The next Utley quote does not need much of an explanation to refute. He says that “The actual expected sea-level increase of 1 to 2 millimeters per year (according to the UN Intergovernmental Panel on Climate Change’s Fourth Assessment Report) would be 200 millimeters over the next hundred years, or eight inches, which equals less than one inch every 10 years. A newer article from the BBC reports the possible rise at 20 to 40 inches over the next 100 years—or two to four inches every ten years. Then the Washington Post warns that if Antarctica also melted, the seas could rise 50 feet by the year 2500.”
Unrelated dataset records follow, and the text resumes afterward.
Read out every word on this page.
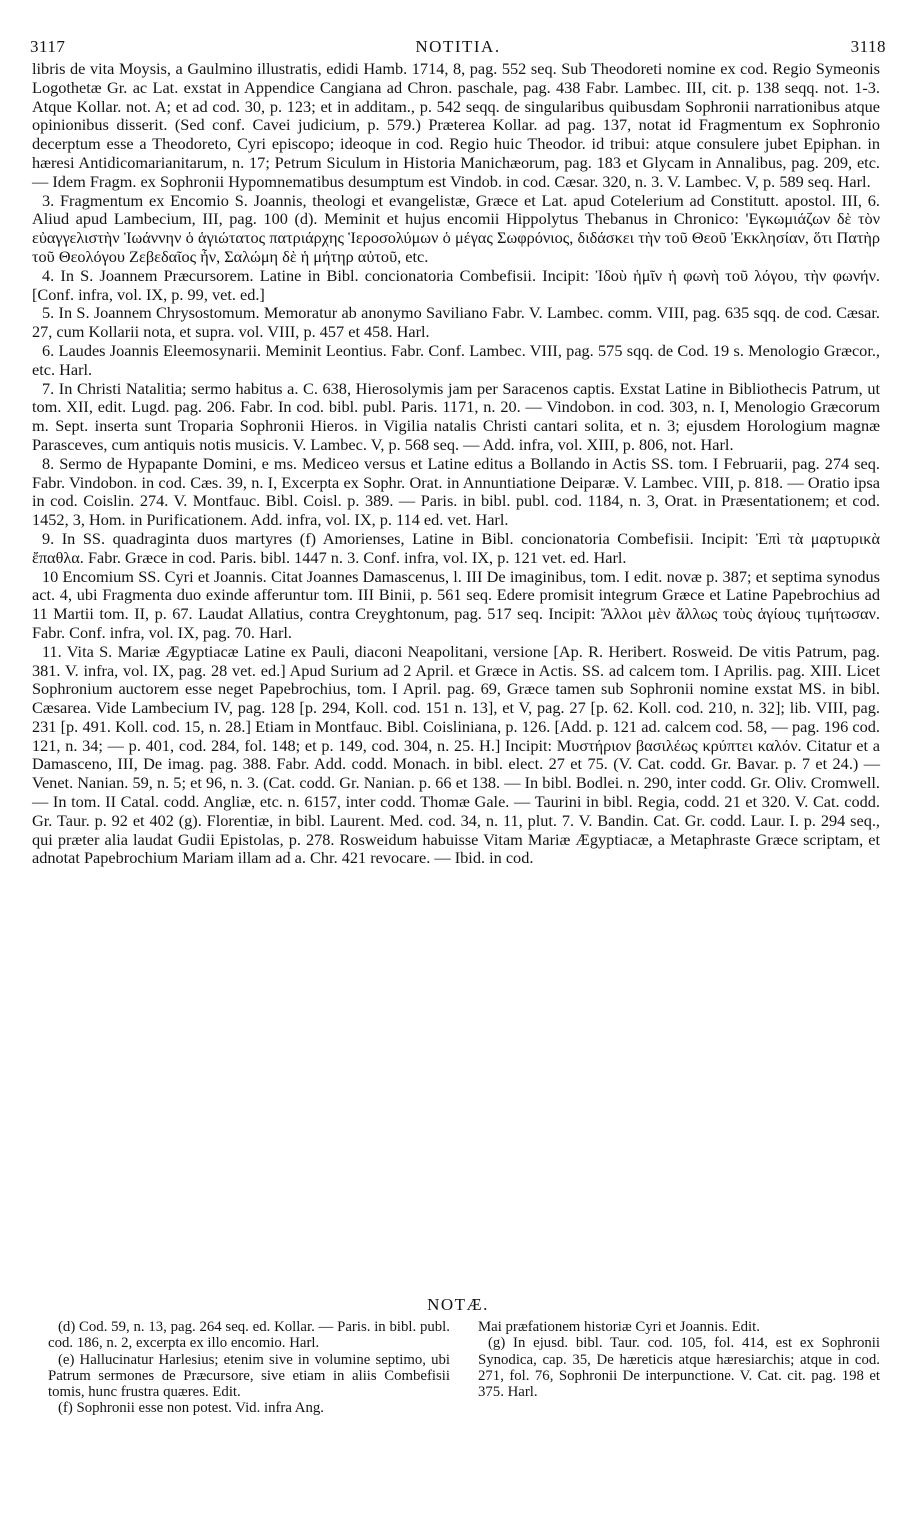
3117	NOTITIA.	3118

libris de vita Moysis, a Gaulmino illustratis, edidi Hamb. 1714, 8, pag. 552 seq. Sub Theodoreti nomine ex cod. Regio Symeonis Logothetæ Gr. ac Lat. exstat in Appendice Cangiana ad Chron. paschale, pag. 438 Fabr. Lambec. III, cit. p. 138 seqq. not. 1-3. Atque Kollar. not. A; et ad cod. 30, p. 123; et in additam., p. 542 seqq. de singularibus quibusdam Sophronii narrationibus atque opinionibus disserit. (Sed conf. Cavei judicium, p. 579.) Præterea Kollar. ad pag. 137, notat id Fragmentum ex Sophronio decerptum esse a Theodoreto, Cyri episcopo; ideoque in cod. Regio huic Theodor. id tribui: atque consulere jubet Epiphan. in hæresi Antidicomarianitarum, n. 17; Petrum Siculum in Historia Manichæorum, pag. 183 et Glycam in Annalibus, pag. 209, etc. — Idem Fragm. ex Sophronii Hypomnematibus desumptum est Vindob. in cod. Cæsar. 320, n. 3. V. Lambec. V, p. 589 seq. Harl.

3. Fragmentum ex Encomio S. Joannis, theologi et evangelistæ, Græce et Lat. apud Cotelerium ad Constitutt. apostol. III, 6. Aliud apud Lambecium, III, pag. 100 (d). Meminit et hujus encomii Hippolytus Thebanus in Chronico: 'Εγκωμιάζων δὲ τὸν εὐαγγελιστὴν Ἰωάννην ὁ ἁγιώτατος πατριάρχης Ἱεροσολύμων ὁ μέγας Σωφρόνιος, διδάσκει τὴν τοῦ Θεοῦ Ἐκκλησίαν, ὅτι Πατὴρ τοῦ Θεολόγου Ζεβεδαῖος ἦν, Σαλώμη δὲ ἡ μήτηρ αὐτοῦ, etc.

4. In S. Joannem Præcursorem. Latine in Bibl. concionatoria Combefisii. Incipit: Ἰδοὺ ἡμῖν ἡ φωνὴ τοῦ λόγου, τὴν φωνήν. [Conf. infra, vol. IX, p. 99, vet. ed.]

5. In S. Joannem Chrysostomum. Memoratur ab anonymo Saviliano Fabr. V. Lambec. comm. VIII, pag. 635 sqq. de cod. Cæsar. 27, cum Kollarii nota, et supra. vol. VIII, p. 457 et 458. Harl.

6. Laudes Joannis Eleemosynarii. Meminit Leontius. Fabr. Conf. Lambec. VIII, pag. 575 sqq. de Cod. 19 s. Menologio Græcor., etc. Harl.

7. In Christi Natalitia; sermo habitus a. C. 638, Hierosolymis jam per Saracenos captis. Exstat Latine in Bibliothecis Patrum, ut tom. XII, edit. Lugd. pag. 206. Fabr. In cod. bibl. publ. Paris. 1171, n. 20. — Vindobon. in cod. 303, n. I, Menologio Græcorum m. Sept. inserta sunt Troparia Sophronii Hieros. in Vigilia natalis Christi cantari solita, et n. 3; ejusdem Horologium magnæ Parasceves, cum antiquis notis musicis. V. Lambec. V, p. 568 seq. — Add. infra, vol. XIII, p. 806, not. Harl.

8. Sermo de Hypapante Domini, e ms. Mediceo versus et Latine editus a Bollando in Actis SS. tom. I Februarii, pag. 274 seq. Fabr. Vindobon. in cod. Cæs. 39, n. I, Excerpta ex Sophr. Orat. in Annuntiatione Deiparæ. V. Lambec. VIII, p. 818. — Oratio ipsa in cod. Coislin. 274. V. Montfauc. Bibl. Coisl. p. 389. — Paris. in bibl. publ. cod. 1184, n. 3, Orat. in Præsentationem; et cod. 1452, 3, Hom. in Purificationem. Add. infra, vol. IX, p. 114 ed. vet. Harl.

9. In SS. quadraginta duos martyres (f) Amorienses, Latine in Bibl. concionatoria Combefisii. Incipit: Ἐπὶ τὰ μαρτυρικὰ ἔπαθλα. Fabr. Græce in cod. Paris. bibl. 1447 n. 3. Conf. infra, vol. IX, p. 121 vet. ed. Harl.

10 Encomium SS. Cyri et Joannis. Citat Joannes Damascenus, l. III De imaginibus, tom. I edit. novæ p. 387; et septima synodus act. 4, ubi Fragmenta duo exinde afferuntur tom. III Binii, p. 561 seq. Edere promisit integrum Græce et Latine Papebrochius ad 11 Martii tom. II, p. 67. Laudat Allatius, contra Creyghtonum, pag. 517 seq. Incipit: Ἄλλοι μὲν ἄλλως τοὺς ἁγίους τιμήτωσαν. Fabr. Conf. infra, vol. IX, pag. 70. Harl.

11. Vita S. Mariæ Ægyptiacæ Latine ex Pauli, diaconi Neapolitani, versione [Ap. R. Heribert. Rosweid. De vitis Patrum, pag. 381. V. infra, vol. IX, pag. 28 vet. ed.] Apud Surium ad 2 April. et Græce in Actis. SS. ad calcem tom. I Aprilis. pag. XIII. Licet Sophronium auctorem esse neget Papebrochius, tom. I April. pag. 69, Græce tamen sub Sophronii nomine exstat MS. in bibl. Cæsarea. Vide Lambecium IV, pag. 128 [p. 294, Koll. cod. 151 n. 13], et V, pag. 27 [p. 62. Koll. cod. 210, n. 32]; lib. VIII, pag. 231 [p. 491. Koll. cod. 15, n. 28.] Etiam in Montfauc. Bibl. Coisliniana, p. 126. [Add. p. 121 ad. calcem cod. 58, — pag. 196 cod. 121, n. 34; — p. 401, cod. 284, fol. 148; et p. 149, cod. 304, n. 25. H.] Incipit: Μυστήριον βασιλέως κρύπτει καλόν. Citatur et a Damasceno, III, De imag. pag. 388. Fabr. Add. codd. Monach. in bibl. elect. 27 et 75. (V. Cat. codd. Gr. Bavar. p. 7 et 24.) — Venet. Nanian. 59, n. 5; et 96, n. 3. (Cat. codd. Gr. Nanian. p. 66 et 138. — In bibl. Bodlei. n. 290, inter codd. Gr. Oliv. Cromwell. — In tom. II Catal. codd. Angliæ, etc. n. 6157, inter codd. Thomæ Gale. — Taurini in bibl. Regia, codd. 21 et 320. V. Cat. codd. Gr. Taur. p. 92 et 402 (g). Florentiæ, in bibl. Laurent. Med. cod. 34, n. 11, plut. 7. V. Bandin. Cat. Gr. codd. Laur. I. p. 294 seq., qui præter alia laudat Gudii Epistolas, p. 278. Rosweidum habuisse Vitam Mariæ Ægyptiacæ, a Metaphraste Græce scriptam, et adnotat Papebrochium Mariam illam ad a. Chr. 421 revocare. — Ibid. in cod.

NOTÆ.

(d) Cod. 59, n. 13, pag. 264 seq. ed. Kollar. — Paris. in bibl. publ. cod. 186, n. 2, excerpta ex illo encomio. Harl.

(e) Hallucinatur Harlesius; etenim sive in volumine septimo, ubi Patrum sermones de Præcursore, sive etiam in aliis Combefisii tomis, hunc frustra quæres. Edit.

(f) Sophronii esse non potest. Vid. infra Ang.

Mai præfationem historiæ Cyri et Joannis. Edit.

(g) In ejusd. bibl. Taur. cod. 105, fol. 414, est ex Sophronii Synodica, cap. 35, De hæreticis atque hæresiarchis; atque in cod. 271, fol. 76, Sophronii De interpunctione. V. Cat. cit. pag. 198 et 375. Harl.
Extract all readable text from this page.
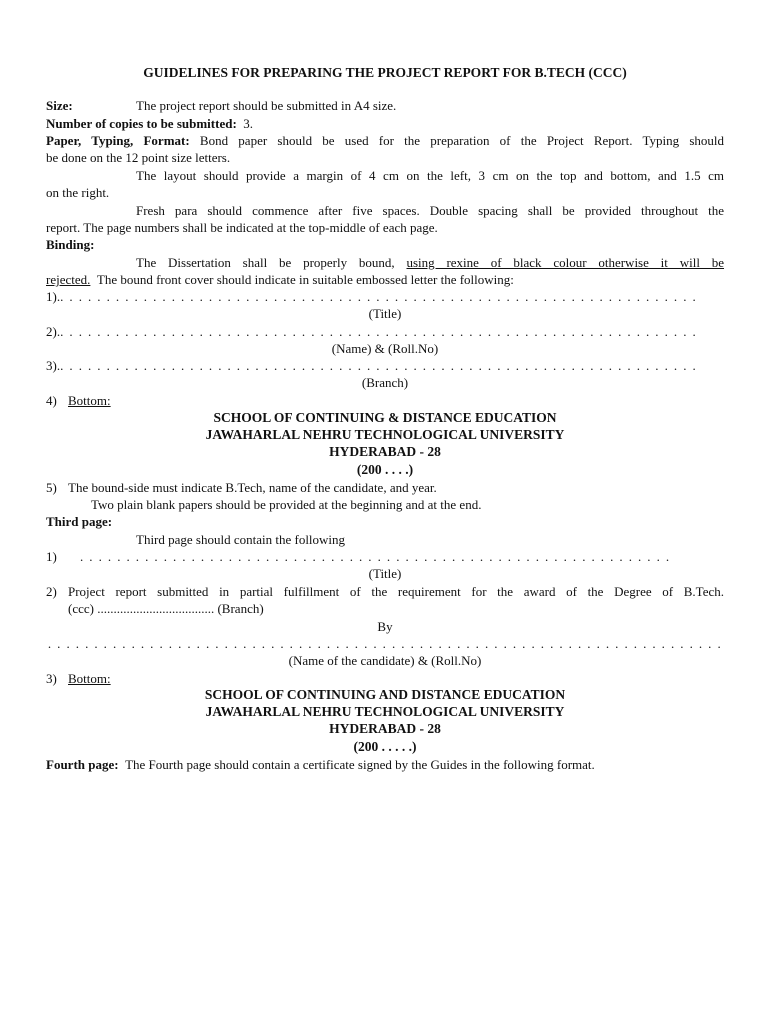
GUIDELINES FOR PREPARING THE PROJECT REPORT FOR B.TECH (CCC)
Size:	The project report should be submitted in A4 size.
Number of copies to be submitted: 3.
Paper, Typing, Format: Bond paper should be used for the preparation of the Project Report. Typing should
be done on the 12 point size letters.
The layout should provide a margin of 4 cm on the left, 3 cm on the top and bottom, and 1.5 cm
on the right.
Fresh para should commence after five spaces. Double spacing shall be provided throughout the
report. The page numbers shall be indicated at the top-middle of each page.
Binding:
The Dissertation shall be properly bound, using rexine of black colour otherwise it will be
rejected. The bound front cover should indicate in suitable embossed letter the following:
1).. . . . . . . . . . . . . . . . . . . . . . . . . . . . . . . . . . . . . . . . . . . . . . . . . . . . . . . . . . . . . . . . . . . . .
(Title)
2).. . . . . . . . . . . . . . . . . . . . . . . . . . . . . . . . . . . . . . . . . . . . . . . . . . . . . . . . . . . . . . . . . . . . .
(Name) & (Roll.No)
3).. . . . . . . . . . . . . . . . . . . . . . . . . . . . . . . . . . . . . . . . . . . . . . . . . . . . . . . . . . . . . . . . . . . . .
(Branch)
4) Bottom:
SCHOOL OF CONTINUING & DISTANCE EDUCATION
JAWAHARLAL NEHRU TECHNOLOGICAL UNIVERSITY
HYDERABAD - 28
(200 . . . .)
5) The bound-side must indicate B.Tech, name of the candidate, and year.
Two plain blank papers should be provided at the beginning and at the end.
Third page:
Third page should contain the following
1) . . . . . . . . . . . . . . . . . . . . . . . . . . . . . . . . . . . . . . . . . . . . . . . . . . . . . . . . . . . . . . . .
(Title)
2) Project report submitted in partial fulfillment of the requirement for the award of the Degree of B.Tech.
(ccc) .................................... (Branch)
By
. . . . . . . . . . . . . . . . . . . . . . . . . . . . . . . . . . . . . . . . . . . . . . . . . . . . . . . . . . . . . . . . . . . . . . . . .
(Name of the candidate) & (Roll.No)
3) Bottom:
SCHOOL OF CONTINUING AND DISTANCE EDUCATION
JAWAHARLAL NEHRU TECHNOLOGICAL UNIVERSITY
HYDERABAD - 28
(200 . . . . .)
Fourth page: The Fourth page should contain a certificate signed by the Guides in the following format.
I have not read the Fourth Assessment Report, but in the Fifth, the UN Intergovernmental Panel on Climate Change report a rise by 200 mm in sea level from 1961-1990. If that trend continues linearly then the sea levels will rise approximately 23 inches. Note that the trend appears to be continuing exponentially, so 23 inches is a conservative number. The new article from BBC was probably referencing the newer assessment report.

Phew, almost done. Utley plunges onwards to say that “Even when the EPA does finally correct past errors in one area, it doesn’t follow through to change others. For example, after finally modifying its nuclear radiation threat levels by a factor of hundreds for civil defense (a tiny radiation dirty bomb would have entailed evacuating half a city under its old rules), it still maintains the same obsolete rules for nuclear energy plants and superfund cleanup sites, thus adding billions to their costs.”

I realize that this is not the point of his argument, but I would like to point out Utley’s phrasing of a “tiny radiation dirty bomb.” The man has exaggerated the EPA as a job-killing burden on industry, but decides to talk down the implications of a radiation dirty bomb. If you really want to stay in a city after a “tiny radiation dirty bomb” has exploded, Jon Utley, be my guest. At least now you won’t be required to leave, but I know my ass is getting out.

Finally, and most inaccurately, Utley attempts to define the mathematical concept of the linear no threshold theory. According to Utley, this theory postulates that “if 100 aspirin would kill a man, than [sic] out of 100 men each taking one aspirin, one would die.” This is simply untrue. The linear no threshold theory at its basest form would postulate that if 100 aspirin would kill a man, then no matter how much time separated the aspirins, the man would die after taking 100. If he took 1 a day, he would die in 100 days. If he took 1 an hour, he would die in 100 hours, etc. The theory is commonly used when discussing radiation effects on causing cancer. It is the reason that doctors will not give a patient more than a certain number of X-Rays in a large timeframe. The radiation exposure could create cancerous cells.